100 camera, 11 battery cover, 12 connector,
13 Access lamp, 28 Monitor, 29 Electronic viewfinder,
61 START / STOP button, 70 operation panel,
72 power / mode switch, 101 interchangeable lens, 102 image sensor,
103 ND unit, 104 recording medium I / F unit, 105 recording medium,
106 display I / F unit, 107 display unit, 108 focus detection unit,
109 gain control unit, 110 shutter control unit, 111 ND control unit,
112 Aperture control unit, 113 Focus control unit, 114 Image blur correction control unit,
115 GPU, 116 memory I / F unit, 117 memory, 118 image processing unit,
119 Camera control unit, 120 External output I / F unit, 121 External output unit,
122 I / F section for external operation, 123 External operation section, 124 Menu key,
125 cross key, 126 dial, 127 SET key,
128 cancel key, 129 one-shot AF key,
130 AF lock key, 131 Enlarge key, 132 DISPLAY key,
133 START / STOP key, 134 Focus ring,
135 AF / MF switch, 136 zoom control unit, 137 EXT state acquisition unit,
138 Zoom ring, 139 Servo / Manual switch,
140 EXT selector switch

Claims (6)

Imaging means for imaging a subject;
An optical device detachably attached to the imaging means and provided with a diaphragm mechanism;
Automatic exposure means for automatically adjusting the exposure based on an arbitrary program diagram for the subject imaged by the imaging means;
Diagram position information calculating means for calculating at which position in the program diagram the current exposure setting value set by the automatic exposure means;
A photographic apparatus comprising:
An open aperture value detection means for detecting an open aperture value of the aperture mechanism from the optical device;
Display means for displaying the diagram position information calculated by the diagram position information calculation means;
When the open aperture value can be detected by the open aperture value detection means, the diagram position information display means performs a diagram position display indicating a reliable value,
When the open aperture value cannot be obtained by the open aperture value detecting unit, the diagram position information display unit displays a diagram position indicating that the value is not reliable. .   In addition to the aperture mechanism, the optical device provided with a variable power lens mechanism, a focal length state detecting means for detecting that the focal length of the optical device has changed due to the operation of the variable power lens mechanism, and the focal length state The diagram position display indicating that the value is an unreliable value is performed by the diagram position information display unit when the detection unit detects that the focal length of the optical device has changed.

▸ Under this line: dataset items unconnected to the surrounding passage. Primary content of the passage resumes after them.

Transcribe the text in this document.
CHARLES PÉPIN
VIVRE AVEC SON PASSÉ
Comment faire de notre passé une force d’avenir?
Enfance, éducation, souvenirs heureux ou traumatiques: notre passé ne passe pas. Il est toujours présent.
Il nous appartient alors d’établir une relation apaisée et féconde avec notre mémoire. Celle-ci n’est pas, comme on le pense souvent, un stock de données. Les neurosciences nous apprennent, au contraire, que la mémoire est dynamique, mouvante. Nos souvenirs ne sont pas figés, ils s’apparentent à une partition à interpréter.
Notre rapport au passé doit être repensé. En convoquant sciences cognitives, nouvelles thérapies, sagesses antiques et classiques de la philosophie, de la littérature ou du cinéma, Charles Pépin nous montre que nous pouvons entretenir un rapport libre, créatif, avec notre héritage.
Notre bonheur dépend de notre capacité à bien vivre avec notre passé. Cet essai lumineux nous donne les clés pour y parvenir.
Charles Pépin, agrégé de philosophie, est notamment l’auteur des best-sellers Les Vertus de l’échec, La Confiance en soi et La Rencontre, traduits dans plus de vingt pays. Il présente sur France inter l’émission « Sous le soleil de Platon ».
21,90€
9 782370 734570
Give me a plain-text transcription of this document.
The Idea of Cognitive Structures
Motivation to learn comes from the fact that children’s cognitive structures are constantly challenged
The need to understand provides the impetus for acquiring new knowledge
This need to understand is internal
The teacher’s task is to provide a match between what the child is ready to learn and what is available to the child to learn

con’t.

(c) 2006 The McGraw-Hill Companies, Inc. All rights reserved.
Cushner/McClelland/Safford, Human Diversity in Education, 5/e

The imaging apparatus according to 1.   When the open aperture value cannot be obtained by the open aperture value detection unit, the diagram position information calculation unit calculates the diagram position information with the current aperture position as the open end, and the diagram position information display unit The imaging apparatus according to claim 1 or 2, wherein a diagram position display indicating a value having no reliability is performed.   An effective aperture acquisition means for acquiring an effective aperture of the optical device from the optical device; an open aperture value is not obtained by the open aperture value detection means; a focal length of the optical device is obtained by the focal length state detection means; When the information changes, an open aperture value is calculated based on the amount of change in the focal length and the effective aperture, and the diagram position display is performed based on the calculated open aperture value. Item 3. The imaging device according to Item 2.   The imaging apparatus according to claim 2, wherein the zoom lens mechanism is a zoom lens.   The imaging apparatus according to claim 2, wherein the zoom lens mechanism is an extender.